Secondly, we implement binary search to find left border:

Because we initialize right = nums.length, it decided our search interval is [left,right), and it also decided while (left < right) ,and left = mid + 1 and right = mid.

Since we need to find the left border, so when nums[mid] == target, we shouldn't return immediately, we need to tighten the right border to lock the left border.

Thirdly, we implement binary search to find right border:

Because we initialize right = nums.length, it decided our search interval is [left,right),

it also decided while(left < right), left = mid + 1 and right = mid.

Since we need to find the left border, so when nums[mid] == target, we shouldn't return immediately, we need to tighten the left border to lock the right border.

For further consideration, we must set left = mid + 1 when we tighten left border, so no matter we return left or right, we must minus 1 with the result.

If you can understand all above, then congratulations, binary search alghrithm won't borther you any more!

According to this article, you will learn:

  1. When we write binary search code, we don't use else, we will use else if instead to make our mind clear.

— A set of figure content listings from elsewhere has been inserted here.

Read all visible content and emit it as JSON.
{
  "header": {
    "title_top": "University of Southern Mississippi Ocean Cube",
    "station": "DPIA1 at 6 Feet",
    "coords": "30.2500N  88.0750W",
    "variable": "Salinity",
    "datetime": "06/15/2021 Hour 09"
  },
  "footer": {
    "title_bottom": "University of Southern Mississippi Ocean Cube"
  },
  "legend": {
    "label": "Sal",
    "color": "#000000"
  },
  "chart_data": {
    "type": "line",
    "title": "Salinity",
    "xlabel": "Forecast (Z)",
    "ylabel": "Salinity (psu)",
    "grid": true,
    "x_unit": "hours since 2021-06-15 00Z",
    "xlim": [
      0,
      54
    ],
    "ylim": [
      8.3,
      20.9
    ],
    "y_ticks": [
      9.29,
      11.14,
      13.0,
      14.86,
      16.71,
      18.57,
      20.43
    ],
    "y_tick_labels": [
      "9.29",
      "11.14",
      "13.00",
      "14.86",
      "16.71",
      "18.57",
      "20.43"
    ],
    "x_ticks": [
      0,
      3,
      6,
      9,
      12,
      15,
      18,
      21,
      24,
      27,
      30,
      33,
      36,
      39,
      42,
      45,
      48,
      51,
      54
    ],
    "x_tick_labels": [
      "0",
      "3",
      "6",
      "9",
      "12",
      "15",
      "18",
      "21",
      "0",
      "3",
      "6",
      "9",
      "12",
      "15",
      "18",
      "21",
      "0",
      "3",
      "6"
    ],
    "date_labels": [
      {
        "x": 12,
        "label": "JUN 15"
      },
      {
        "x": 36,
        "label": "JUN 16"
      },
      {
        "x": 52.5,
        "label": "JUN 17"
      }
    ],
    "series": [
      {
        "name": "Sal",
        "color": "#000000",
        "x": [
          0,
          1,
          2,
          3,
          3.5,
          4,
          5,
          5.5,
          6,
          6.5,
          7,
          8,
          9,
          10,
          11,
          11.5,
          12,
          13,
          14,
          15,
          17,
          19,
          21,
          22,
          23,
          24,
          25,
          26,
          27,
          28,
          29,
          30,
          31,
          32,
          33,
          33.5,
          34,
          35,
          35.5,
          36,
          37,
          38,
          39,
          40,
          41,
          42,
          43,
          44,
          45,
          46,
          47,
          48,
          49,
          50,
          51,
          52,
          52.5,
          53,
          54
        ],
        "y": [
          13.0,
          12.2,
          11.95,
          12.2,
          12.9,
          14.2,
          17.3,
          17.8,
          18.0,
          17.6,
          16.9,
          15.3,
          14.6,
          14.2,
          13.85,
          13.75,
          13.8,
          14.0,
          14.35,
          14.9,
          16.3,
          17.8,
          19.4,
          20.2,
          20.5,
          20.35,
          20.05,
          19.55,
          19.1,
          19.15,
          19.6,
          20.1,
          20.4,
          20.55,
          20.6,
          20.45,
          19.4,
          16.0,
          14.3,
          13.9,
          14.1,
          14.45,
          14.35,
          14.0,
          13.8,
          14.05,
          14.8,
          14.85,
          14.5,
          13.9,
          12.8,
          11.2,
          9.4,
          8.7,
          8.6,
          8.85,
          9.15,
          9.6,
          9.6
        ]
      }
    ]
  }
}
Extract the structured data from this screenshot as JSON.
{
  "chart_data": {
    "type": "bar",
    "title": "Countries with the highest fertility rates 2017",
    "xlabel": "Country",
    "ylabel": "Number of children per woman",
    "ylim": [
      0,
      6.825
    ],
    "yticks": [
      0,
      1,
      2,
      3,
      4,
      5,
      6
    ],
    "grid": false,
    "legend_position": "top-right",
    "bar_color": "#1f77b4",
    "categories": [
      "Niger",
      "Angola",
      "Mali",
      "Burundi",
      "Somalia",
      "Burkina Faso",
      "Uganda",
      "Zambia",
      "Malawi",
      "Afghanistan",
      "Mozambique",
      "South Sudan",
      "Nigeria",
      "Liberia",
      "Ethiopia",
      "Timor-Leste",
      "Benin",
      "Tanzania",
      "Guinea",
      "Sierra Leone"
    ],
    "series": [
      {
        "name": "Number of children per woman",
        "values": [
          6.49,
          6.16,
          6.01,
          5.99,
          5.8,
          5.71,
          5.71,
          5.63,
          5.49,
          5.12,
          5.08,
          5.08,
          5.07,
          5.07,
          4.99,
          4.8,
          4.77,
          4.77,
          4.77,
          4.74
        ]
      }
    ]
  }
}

  2. Pay attention to search interval and terminal condition of while. If there are any element missed, check it before we return the result.

  3. If we need to search left/right border, we can get proper result when nums[mid] == target, and when we search right border, we should minus 1 to get result.

  4. If we close both sides of border, we can only change the code in nums[mid] == target and return logic to get right answer. Put it on your notes, it can be a template for binary search implementation!